It was long ago since the last time we talked about lock free containers. I was planning to quickly write another article about queues, but there was one problem. I knew what I wanted to write about, but I had no implementation of those methods in C++. It was wrong to write about something I did not try out myself. That’s how I tried to implement new queue algorithms in libcds. So now I can continue the series. This article is going to be the last one in the series about queues.
Last time we spoke about them, we considered some interesting algorithms of lock free queues and provided their operation results in some synthetic tests. To sum up, it was really bad. Our hopes that the lock free approach on the magic compare-and-swap (CAS) would give us at least any, if not linear, performance gain with the increase of the number of threads, failed. Queues are not scalable. Why?
The answer to this question lies in the characteristics of the architecture of modern processors.
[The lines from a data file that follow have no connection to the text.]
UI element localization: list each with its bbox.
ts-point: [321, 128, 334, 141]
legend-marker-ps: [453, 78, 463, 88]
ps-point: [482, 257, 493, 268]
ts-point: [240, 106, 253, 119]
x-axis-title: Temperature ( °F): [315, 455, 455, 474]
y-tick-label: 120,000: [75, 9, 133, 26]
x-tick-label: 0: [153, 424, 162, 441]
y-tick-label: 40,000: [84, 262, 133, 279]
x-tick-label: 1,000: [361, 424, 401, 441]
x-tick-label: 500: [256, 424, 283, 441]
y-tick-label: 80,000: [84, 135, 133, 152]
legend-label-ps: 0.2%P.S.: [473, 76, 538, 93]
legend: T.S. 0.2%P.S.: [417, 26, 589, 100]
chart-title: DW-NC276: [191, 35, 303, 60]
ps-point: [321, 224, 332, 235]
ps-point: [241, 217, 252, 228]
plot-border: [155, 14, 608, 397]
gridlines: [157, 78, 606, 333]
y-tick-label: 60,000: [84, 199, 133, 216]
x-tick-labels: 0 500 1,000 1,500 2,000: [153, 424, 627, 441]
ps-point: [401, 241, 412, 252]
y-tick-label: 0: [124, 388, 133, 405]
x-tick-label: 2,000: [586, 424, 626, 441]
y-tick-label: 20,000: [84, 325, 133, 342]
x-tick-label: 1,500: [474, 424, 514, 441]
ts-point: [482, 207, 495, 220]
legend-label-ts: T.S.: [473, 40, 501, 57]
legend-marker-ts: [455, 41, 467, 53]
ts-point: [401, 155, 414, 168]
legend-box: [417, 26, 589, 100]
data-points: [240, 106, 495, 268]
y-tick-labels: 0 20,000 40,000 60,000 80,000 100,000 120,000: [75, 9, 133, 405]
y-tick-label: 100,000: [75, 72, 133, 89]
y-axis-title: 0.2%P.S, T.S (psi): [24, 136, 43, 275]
The CAS primitive is quite a heavy structure that loads hash and the internal synchronization protocol. During an active CAS usage over the same cache line, processor is mostly busy supporting hash coherency. You can read more about this in the Memory Barriers: a Hardware View for Software Hackers article by Paul McKenney.
Stacks and queues are extremely unfriendly for the lock-free approach of data structures, as they have a small number of entry points. There’s just one such point for a stack and it’s the top of the stack. Meanwhile, there are two such points for a queue – the head and the tail. CAS competes for the access to these points. At that, performance drops when the processor is 100% loaded. All threads are occupied with something, but just one of them will win the access to the tail/head. Does it ring a bell? It’s a classic spin-lock! Thus, using the lock-free approach on CASes, we got rid of the external synchronization by mutex, and got the internal one on the level of the processor instruction. So, we did not win much.
Bounded Queues
We should note that the above concerns unbounded MPMC (multiple producer/multiple consumer) queues. As for queues, bounded in the number of elements, they are usually built on the basis of an array, and the given problem can be not so pronounced thanks to the thorough distribution of queue elements in an array. We can also build faster algorithms for queues with one producer or/and one consumer.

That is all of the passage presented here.